I was searching around internet for a full derivation for the 3D Perspective Projection Matrix to apply to my handmade software renderer and I was surprised by how little information I could find about it. That prompted me to write this post, to document the derivation of the matrix, at least in my own eyes.
I’m not going to go through the whole graphics pipeline here. For those who already understand the graphics pipeline but isn’t sure how to derive the perspective projection matrix, essentially what we want is to transform whatever’s within the world space’s ‘frustum box’ in the left side into the NDC space’s ‘box’ on the right side.
The frustum box are defined with $l$, $r$, $t$, $b$, $n$, $f$, which represents left, right, top, bottom, near and far values of a frustum. Note that $l$, $r$, $b$, $t$ define the near-clip plane of the frustum to project to. Some tutorials like to use the far-clip plane and I couldn’t understand why.
We are also going to assume that both the world space and NDC space are in left-hand coordinates, which means that the higher the z value, the further from origin we are. We are also going to assume that the NDC box in our case is defined with the ranges [-1, 1] for each axis. This means that $l$
needs to map to -1, $r$ needs to map to 1, $b$ needs to map to -1, etc.
If, for whatever reason, your world space and NDC space are in different-handed coordinates from each other (like OpenGL-centric tutorials where world is in right-hand and NDC is in left-hand), you can’t plug in my final matrix. If your NDC values are different, you can’t plug in my final matrix as well. Instead you have to rederive the matrix using your values.
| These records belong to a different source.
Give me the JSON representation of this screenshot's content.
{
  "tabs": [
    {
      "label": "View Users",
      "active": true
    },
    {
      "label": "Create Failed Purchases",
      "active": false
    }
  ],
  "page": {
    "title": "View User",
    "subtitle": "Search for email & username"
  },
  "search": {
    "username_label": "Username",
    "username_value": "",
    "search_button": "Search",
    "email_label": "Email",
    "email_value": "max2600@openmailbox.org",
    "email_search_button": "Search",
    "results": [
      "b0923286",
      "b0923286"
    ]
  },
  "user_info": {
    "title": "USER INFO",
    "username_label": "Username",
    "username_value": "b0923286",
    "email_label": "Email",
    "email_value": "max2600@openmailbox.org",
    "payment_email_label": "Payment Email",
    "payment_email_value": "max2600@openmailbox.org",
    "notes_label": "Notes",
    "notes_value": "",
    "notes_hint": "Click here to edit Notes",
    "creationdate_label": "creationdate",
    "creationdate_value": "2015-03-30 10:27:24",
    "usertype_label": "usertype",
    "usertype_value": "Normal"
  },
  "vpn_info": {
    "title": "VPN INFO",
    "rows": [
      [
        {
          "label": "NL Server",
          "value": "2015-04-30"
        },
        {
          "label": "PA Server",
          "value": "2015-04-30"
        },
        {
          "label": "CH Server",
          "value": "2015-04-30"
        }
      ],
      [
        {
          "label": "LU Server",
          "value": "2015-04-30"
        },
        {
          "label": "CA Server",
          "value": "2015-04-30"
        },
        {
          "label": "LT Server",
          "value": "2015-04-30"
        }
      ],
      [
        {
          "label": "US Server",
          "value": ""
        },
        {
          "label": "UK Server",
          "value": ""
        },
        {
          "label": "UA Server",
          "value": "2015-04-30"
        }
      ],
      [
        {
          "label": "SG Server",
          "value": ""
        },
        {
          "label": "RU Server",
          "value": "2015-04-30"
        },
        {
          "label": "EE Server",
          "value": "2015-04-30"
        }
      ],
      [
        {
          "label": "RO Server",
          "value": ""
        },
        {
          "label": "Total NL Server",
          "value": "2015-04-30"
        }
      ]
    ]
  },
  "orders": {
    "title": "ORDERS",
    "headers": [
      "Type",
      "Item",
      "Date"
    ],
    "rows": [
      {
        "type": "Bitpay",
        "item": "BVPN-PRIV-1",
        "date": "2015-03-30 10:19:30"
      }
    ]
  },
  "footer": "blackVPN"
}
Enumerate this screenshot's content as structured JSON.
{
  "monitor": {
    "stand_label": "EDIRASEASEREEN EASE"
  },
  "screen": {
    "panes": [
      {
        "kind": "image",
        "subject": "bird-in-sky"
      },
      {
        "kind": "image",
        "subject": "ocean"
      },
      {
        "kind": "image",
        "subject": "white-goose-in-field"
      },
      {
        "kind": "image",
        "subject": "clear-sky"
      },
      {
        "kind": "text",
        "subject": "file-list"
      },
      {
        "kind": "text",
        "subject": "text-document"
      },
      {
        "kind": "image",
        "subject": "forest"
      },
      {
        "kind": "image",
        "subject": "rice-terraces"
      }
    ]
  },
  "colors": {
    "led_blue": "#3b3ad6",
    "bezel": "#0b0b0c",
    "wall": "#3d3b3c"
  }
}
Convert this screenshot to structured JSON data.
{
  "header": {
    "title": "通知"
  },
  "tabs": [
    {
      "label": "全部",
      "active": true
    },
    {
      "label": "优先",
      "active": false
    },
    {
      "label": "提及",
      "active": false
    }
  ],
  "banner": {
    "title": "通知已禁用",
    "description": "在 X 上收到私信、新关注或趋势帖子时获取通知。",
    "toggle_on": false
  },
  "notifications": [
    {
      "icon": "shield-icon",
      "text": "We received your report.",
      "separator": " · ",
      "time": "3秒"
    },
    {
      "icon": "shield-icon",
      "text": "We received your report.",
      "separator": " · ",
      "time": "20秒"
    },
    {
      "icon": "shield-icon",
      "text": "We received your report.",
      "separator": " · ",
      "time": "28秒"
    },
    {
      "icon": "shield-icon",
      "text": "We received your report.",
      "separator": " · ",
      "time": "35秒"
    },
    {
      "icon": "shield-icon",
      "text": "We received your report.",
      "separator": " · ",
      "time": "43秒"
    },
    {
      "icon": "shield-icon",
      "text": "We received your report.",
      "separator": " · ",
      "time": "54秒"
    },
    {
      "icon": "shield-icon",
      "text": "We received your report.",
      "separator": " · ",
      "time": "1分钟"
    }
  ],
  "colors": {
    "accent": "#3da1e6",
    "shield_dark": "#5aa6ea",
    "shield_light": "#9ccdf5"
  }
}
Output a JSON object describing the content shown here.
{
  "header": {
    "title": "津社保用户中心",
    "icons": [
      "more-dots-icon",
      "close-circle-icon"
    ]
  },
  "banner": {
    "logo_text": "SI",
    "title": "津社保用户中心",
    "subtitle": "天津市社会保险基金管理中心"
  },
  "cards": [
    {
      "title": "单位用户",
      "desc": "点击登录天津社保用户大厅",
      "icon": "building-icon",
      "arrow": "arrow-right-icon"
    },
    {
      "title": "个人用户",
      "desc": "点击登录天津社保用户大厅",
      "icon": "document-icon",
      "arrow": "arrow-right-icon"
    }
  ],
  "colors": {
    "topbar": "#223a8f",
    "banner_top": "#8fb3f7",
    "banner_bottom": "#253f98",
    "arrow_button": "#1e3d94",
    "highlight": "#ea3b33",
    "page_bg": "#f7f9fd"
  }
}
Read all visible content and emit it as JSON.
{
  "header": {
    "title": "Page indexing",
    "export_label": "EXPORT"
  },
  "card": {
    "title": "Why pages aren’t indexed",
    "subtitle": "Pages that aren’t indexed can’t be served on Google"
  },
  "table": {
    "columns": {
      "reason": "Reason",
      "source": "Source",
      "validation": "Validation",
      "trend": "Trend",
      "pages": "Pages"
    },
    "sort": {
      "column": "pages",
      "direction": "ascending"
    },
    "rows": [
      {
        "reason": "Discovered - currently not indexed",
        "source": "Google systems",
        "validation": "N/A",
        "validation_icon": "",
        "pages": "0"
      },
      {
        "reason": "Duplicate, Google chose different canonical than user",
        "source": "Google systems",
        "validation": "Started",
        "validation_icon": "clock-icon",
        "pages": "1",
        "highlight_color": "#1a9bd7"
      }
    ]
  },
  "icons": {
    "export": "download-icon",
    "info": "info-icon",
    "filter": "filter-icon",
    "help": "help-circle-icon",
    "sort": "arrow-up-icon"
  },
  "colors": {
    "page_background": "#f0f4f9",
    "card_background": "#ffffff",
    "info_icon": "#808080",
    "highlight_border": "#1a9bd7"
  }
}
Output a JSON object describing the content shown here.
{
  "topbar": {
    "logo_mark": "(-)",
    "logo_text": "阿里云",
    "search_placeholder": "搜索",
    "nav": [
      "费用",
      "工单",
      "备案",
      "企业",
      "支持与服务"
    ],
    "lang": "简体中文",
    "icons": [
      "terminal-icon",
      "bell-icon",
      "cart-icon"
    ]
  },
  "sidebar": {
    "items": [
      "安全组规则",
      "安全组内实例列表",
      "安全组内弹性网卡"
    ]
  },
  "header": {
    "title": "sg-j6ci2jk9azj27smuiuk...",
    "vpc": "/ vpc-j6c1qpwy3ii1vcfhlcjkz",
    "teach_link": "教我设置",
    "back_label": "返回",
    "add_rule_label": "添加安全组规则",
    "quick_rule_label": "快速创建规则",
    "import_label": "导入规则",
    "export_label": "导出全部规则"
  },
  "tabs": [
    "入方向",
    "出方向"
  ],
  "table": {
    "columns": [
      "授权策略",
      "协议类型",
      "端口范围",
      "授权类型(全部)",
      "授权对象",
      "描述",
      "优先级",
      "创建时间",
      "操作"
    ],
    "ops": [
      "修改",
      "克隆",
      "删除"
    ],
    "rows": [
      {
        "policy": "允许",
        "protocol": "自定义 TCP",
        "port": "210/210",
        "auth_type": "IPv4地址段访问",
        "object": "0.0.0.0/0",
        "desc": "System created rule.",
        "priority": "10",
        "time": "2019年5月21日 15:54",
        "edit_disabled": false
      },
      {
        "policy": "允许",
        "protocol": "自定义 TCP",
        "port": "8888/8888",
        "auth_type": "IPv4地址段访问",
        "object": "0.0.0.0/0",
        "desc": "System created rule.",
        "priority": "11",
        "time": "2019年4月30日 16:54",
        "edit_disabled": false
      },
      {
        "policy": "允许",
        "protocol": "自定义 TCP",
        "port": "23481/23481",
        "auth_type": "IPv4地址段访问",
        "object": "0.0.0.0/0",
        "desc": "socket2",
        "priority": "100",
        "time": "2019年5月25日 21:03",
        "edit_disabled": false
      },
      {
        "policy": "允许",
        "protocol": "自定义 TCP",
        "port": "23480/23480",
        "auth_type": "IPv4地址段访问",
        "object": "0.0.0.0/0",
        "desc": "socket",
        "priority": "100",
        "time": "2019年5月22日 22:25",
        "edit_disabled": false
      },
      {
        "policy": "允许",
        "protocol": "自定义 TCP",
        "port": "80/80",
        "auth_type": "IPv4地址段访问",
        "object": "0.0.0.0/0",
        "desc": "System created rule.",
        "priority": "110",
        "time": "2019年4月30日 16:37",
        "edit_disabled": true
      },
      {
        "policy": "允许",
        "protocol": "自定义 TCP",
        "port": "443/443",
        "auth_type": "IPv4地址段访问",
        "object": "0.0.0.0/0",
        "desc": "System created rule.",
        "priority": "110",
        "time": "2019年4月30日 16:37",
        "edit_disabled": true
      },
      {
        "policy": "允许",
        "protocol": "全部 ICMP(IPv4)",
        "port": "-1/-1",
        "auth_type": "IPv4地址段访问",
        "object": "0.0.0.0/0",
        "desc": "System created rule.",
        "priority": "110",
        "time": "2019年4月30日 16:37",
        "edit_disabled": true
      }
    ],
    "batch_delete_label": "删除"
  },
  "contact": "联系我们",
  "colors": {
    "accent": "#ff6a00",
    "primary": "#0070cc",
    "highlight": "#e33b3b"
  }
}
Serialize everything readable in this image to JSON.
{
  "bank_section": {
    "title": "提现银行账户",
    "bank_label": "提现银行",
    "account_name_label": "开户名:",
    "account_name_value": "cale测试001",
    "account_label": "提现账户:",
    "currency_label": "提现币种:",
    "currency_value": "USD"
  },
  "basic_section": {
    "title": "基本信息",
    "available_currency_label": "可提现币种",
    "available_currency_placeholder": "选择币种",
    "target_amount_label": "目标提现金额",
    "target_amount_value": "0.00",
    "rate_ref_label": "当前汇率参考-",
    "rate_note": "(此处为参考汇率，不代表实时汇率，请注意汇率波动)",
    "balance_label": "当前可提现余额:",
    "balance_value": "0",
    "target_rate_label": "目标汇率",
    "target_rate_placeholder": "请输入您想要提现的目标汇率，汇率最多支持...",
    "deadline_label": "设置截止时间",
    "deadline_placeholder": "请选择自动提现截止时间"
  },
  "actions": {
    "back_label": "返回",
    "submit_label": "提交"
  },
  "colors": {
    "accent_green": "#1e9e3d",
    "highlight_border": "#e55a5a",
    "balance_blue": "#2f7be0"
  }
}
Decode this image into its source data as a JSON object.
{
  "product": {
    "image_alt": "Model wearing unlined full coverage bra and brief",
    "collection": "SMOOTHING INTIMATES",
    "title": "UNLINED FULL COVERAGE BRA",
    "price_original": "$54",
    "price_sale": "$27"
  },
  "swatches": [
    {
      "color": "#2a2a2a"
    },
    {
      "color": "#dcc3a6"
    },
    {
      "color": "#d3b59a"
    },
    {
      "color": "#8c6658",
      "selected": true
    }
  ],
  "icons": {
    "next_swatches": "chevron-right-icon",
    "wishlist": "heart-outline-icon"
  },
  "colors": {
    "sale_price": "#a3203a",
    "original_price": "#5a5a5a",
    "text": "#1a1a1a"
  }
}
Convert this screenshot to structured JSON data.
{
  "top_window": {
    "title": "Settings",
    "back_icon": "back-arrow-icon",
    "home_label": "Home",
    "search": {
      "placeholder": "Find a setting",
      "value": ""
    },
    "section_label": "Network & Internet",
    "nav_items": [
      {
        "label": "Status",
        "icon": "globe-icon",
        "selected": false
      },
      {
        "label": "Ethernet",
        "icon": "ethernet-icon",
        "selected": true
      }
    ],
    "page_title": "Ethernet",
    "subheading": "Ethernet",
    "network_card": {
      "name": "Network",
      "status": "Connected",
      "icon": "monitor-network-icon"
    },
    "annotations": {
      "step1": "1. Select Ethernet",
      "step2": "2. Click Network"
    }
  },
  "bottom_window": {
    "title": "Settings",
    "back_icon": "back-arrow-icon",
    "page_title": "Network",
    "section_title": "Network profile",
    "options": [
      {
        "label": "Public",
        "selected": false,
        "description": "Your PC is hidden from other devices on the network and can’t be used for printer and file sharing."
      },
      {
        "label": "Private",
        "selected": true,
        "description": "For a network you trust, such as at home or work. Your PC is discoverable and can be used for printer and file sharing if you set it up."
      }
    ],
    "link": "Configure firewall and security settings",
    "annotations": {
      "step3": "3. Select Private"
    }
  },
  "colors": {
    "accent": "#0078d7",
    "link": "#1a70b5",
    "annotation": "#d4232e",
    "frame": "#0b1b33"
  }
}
Don’t worry, the steps you have to go through is the same.
So here’s the problem statement: Given a point in the world space $\dot{w} $, find the corresponding point in NDC space $\dot{m}$.
We are start off with a cross section of the world space’s frustum below.
We first must find the projected point on the near-clip plane $ \dot{p} = \begin{bmatrix} p_x \\ p_y \\ p_z \end{bmatrix}$.
$ p_z $ is trivial and simply $ n $.
Through the ratio of similar triangles, we can observe that:
$ \dfrac{p_y}{w_y} = \dfrac{n}{w_z} $
Thus $ p_y = \dfrac{n \cdot w_y }{w_z}$
Deriving $ p_x $ will be similar.
$ p_x = \dfrac{n \cdot w_x }{w_z}$
Putting it all together:
$ \dot{p} = \begin{bmatrix} \dfrac{n \cdot w_x }{w_z} \\ \dfrac{n \cdot w_y }{w_z} \\ n\end{bmatrix}$.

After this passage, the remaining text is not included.